About six months ago, I decided that worrying was probably not the way I wanted to spend the next eighty years of my life. Not only does it take a toll on your emotions and burdens your heart, worrying mentally breaks me down – just think of all the brain power I’ve wasted!
My decision to live without worry came about as a sort of revelation to me that I didn’t actually need to be in control of my life. The age-old adage assumes that now (being your twenties) is the time for you to go and figure everything out and find your perfect job and your perfect match and plan ahead and start a family and live just like an adult should live. However, taking a step back from these worldly pressures, I’ve come to the conclusion that if at any point in my life I’m allowed to not have it all figured out, that time is now.
Living a life of worry stops us from experiencing the current moment, because we’re always hyper-aware of the future. If I’m always thinking about how my life will be five years from now, worrying that it may not be where I want it to be, I’ll be missing out on the present (which, ironically, I would probably end up worrying about how many years I spent worrying that I’ll never get back).

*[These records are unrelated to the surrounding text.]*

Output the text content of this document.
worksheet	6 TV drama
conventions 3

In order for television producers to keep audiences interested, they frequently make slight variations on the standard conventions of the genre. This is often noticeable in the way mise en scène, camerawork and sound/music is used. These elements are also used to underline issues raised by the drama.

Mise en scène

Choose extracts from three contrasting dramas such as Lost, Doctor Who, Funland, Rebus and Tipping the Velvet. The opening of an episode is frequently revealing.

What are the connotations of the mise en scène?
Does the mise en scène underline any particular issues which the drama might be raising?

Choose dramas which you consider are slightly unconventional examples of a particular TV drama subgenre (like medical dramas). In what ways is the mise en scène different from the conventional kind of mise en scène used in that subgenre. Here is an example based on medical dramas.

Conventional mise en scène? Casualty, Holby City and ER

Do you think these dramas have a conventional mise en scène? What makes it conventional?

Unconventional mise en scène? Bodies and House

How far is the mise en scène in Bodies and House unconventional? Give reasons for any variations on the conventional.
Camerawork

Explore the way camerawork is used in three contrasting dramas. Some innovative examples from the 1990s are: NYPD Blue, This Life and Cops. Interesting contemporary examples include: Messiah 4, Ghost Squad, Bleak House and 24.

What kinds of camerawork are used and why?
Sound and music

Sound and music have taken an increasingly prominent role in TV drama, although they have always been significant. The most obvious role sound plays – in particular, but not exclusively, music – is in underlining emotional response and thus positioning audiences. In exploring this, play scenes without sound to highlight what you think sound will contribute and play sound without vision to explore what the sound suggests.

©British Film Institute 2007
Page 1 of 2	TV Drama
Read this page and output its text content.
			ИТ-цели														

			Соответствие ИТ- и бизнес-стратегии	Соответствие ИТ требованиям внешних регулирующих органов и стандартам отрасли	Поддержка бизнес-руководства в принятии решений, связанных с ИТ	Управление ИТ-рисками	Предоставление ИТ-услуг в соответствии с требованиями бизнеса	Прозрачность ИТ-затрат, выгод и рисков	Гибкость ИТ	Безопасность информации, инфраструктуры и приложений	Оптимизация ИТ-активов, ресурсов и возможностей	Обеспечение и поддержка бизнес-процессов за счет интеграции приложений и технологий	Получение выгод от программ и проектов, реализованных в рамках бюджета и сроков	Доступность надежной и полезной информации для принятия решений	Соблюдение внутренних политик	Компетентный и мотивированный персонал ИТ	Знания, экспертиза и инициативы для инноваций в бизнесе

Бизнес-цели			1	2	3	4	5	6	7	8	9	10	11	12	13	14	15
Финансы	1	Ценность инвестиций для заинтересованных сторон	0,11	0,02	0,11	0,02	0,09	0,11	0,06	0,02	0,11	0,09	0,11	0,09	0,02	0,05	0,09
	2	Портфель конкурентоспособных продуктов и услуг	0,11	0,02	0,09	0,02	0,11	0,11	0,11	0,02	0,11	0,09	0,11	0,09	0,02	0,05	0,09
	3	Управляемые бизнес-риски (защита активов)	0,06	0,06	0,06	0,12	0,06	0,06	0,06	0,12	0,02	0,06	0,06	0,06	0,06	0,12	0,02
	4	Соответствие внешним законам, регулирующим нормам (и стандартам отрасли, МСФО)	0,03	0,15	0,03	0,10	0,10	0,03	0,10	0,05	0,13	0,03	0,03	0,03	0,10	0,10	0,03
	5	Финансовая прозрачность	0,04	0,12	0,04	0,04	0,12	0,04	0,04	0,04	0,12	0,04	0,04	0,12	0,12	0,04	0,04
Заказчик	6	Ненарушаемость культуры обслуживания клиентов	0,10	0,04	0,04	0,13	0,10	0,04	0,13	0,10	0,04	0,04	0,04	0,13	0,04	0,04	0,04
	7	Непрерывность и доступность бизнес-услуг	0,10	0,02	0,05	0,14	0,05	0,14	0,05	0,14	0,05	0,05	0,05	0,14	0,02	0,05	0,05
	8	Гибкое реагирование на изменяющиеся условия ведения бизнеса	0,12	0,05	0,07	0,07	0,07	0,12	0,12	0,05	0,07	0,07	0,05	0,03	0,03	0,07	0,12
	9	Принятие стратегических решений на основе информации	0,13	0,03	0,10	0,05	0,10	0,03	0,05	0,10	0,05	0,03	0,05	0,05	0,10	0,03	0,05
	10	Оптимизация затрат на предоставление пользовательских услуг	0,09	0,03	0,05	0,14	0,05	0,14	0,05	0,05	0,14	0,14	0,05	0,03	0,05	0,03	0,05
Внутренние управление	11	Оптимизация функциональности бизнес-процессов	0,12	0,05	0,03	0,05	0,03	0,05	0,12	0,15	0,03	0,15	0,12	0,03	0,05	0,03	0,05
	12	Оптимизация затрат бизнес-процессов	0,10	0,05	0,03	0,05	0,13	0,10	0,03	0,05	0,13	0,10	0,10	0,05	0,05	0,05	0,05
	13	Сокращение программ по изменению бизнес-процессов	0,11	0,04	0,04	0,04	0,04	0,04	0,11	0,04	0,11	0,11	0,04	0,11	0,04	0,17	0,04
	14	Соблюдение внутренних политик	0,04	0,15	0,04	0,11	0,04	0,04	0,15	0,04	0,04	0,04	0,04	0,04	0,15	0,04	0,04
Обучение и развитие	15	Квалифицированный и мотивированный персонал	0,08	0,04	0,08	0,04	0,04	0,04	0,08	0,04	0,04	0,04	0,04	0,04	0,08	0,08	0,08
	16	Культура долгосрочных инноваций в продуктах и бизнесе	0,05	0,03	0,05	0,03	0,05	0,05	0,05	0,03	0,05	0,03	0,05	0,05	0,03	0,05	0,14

I found this Bible verse that really illuminated this revelation:
Matthew 6:27 NIV
“Can any one of you by worrying add a single hour to your life?”
Answer: Absolutely not. We dwell in these thoughts and anxieties hoping that they will change the outcome of our situations. In reality, our lives will not get any longer. These are the hours for creating relationships, making memories, living for the beauty of life – not to be wasted in a vicious and self-deprecating cycle of worry.
And the beauty of this story? We have the hope and reassurance that our lives are in the hands of Someone much, much more powerful than we are. Regardless of how much we worry about what’s going to happen, our paths are not our own.
What a relief, right? In making the decision to worry less, I’ve already felt a remarkably lighter load on my heart.
Plus, now I’ve got all this time, brain space and emotional room to devote myself to the things that really matter – like living whole-heartedly in the present.